If you check the log, you can actually see these items are indeed added twice (or more). Often with an interval of 2-3 minutes between them, and other items between them too.
The web server which triggers the indexing is in a load balanced environment (2 web servers). However, the web server who does the actual indexing is a single web server.

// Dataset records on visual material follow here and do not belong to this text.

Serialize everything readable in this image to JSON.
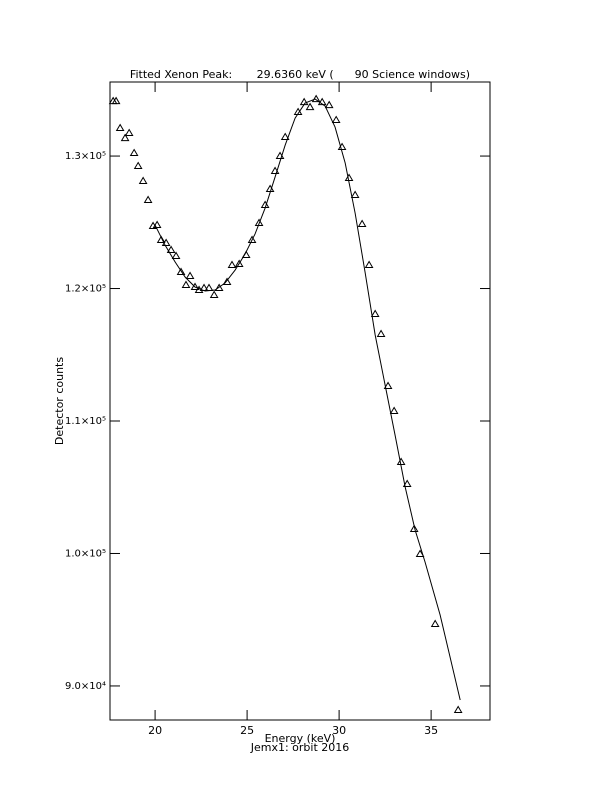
{
  "chart_data": {
    "type": "scatter",
    "title": "Fitted Xenon Peak:       29.6360 keV (      90 Science windows)",
    "x_label": "Energy (keV)",
    "subtitle": "Jemx1: orbit 2016",
    "y_label": "Detector counts",
    "xlim": [
      17.55,
      38.2
    ],
    "xticks": [
      20,
      25,
      30,
      35
    ],
    "ylim": [
      87430,
      135590
    ],
    "yticks": [
      {
        "value": 90000,
        "label": "9.0×10⁴"
      },
      {
        "value": 100000,
        "label": "1.0×10⁵"
      },
      {
        "value": 110000,
        "label": "1.1×10⁵"
      },
      {
        "value": 120000,
        "label": "1.2×10⁵"
      },
      {
        "value": 130000,
        "label": "1.3×10⁵"
      }
    ],
    "series": [
      {
        "color": "#000000",
        "marker": "triangle",
        "x": [
          17.72,
          17.88,
          18.1,
          18.37,
          18.59,
          18.86,
          19.08,
          19.35,
          19.62,
          19.89,
          20.11,
          20.33,
          20.6,
          20.87,
          21.14,
          21.41,
          21.68,
          21.9,
          22.17,
          22.39,
          22.66,
          22.93,
          23.21,
          23.48,
          23.91,
          24.18,
          24.57,
          24.95,
          25.27,
          25.65,
          25.98,
          26.25,
          26.52,
          26.79,
          27.07,
          27.77,
          28.1,
          28.42,
          28.75,
          29.08,
          29.46,
          29.84,
          30.16,
          30.54,
          30.87,
          31.25,
          31.63,
          31.96,
          32.28,
          32.66,
          32.99,
          33.37,
          33.7,
          34.08,
          34.4,
          35.22,
          36.47
        ],
        "values": [
          134151,
          134151,
          132113,
          131358,
          131736,
          130226,
          129245,
          128113,
          126679,
          124717,
          124792,
          123660,
          123434,
          122906,
          122453,
          121245,
          120264,
          120943,
          120113,
          119887,
          120038,
          120038,
          119509,
          120038,
          120491,
          121774,
          121849,
          122528,
          123660,
          124943,
          126302,
          127509,
          128868,
          130000,
          131434,
          133321,
          134075,
          133698,
          134302,
          134075,
          133849,
          132717,
          130679,
          128340,
          127057,
          124868,
          121774,
          118075,
          116566,
          112642,
          110755,
          106906,
          105245,
          101849,
          99962,
          94679,
          88189
        ]
      },
      {
        "color": "#000000",
        "marker": "line",
        "x": [
          20.0,
          20.54,
          21.09,
          21.63,
          22.17,
          22.72,
          23.26,
          23.8,
          24.35,
          24.89,
          25.43,
          25.98,
          26.52,
          27.07,
          27.61,
          28.15,
          28.7,
          29.24,
          29.78,
          30.33,
          30.87,
          31.41,
          31.96,
          32.5,
          33.04,
          33.59,
          34.13,
          34.67,
          35.49,
          36.58
        ],
        "values": [
          124792,
          123283,
          122000,
          120868,
          120113,
          119811,
          119887,
          120415,
          121396,
          122604,
          124113,
          126075,
          128415,
          130830,
          132868,
          134000,
          134302,
          133774,
          132189,
          129472,
          125698,
          121245,
          116491,
          112717,
          108943,
          105019,
          101774,
          99359,
          95358,
          88943
        ]
      }
    ]
  }
}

Here are some of the config elements in solrconfig.xml:
<indexDefaults>
.....
<mergeFactor>10</mergeFactor>
<ramBufferSizeMB>128</ramBufferSizeMB>
<maxFieldLength>10000</maxFieldLength>
<writeLockTimeout>1000</writeLockTimeout>
<commitLockTimeout>10000</commitLockTimeout>
<mergePolicy class="org.apache.lucene.index.LogByteSizeMergePolicy">
<double name="maxMergeMB">1024.0</double>
</mergePolicy>
<mainIndex>
<useCompoundFile>false</useCompoundFile>
<ramBufferSizeMB>128</ramBufferSizeMB>
<mergeFactor>10</mergeFactor>
I'm using Solr 1.4.1 and Tomcat 7.0.16. Also I'm using the latest SolrNET library.
What might cause this duplicates problem? Thanks for all input!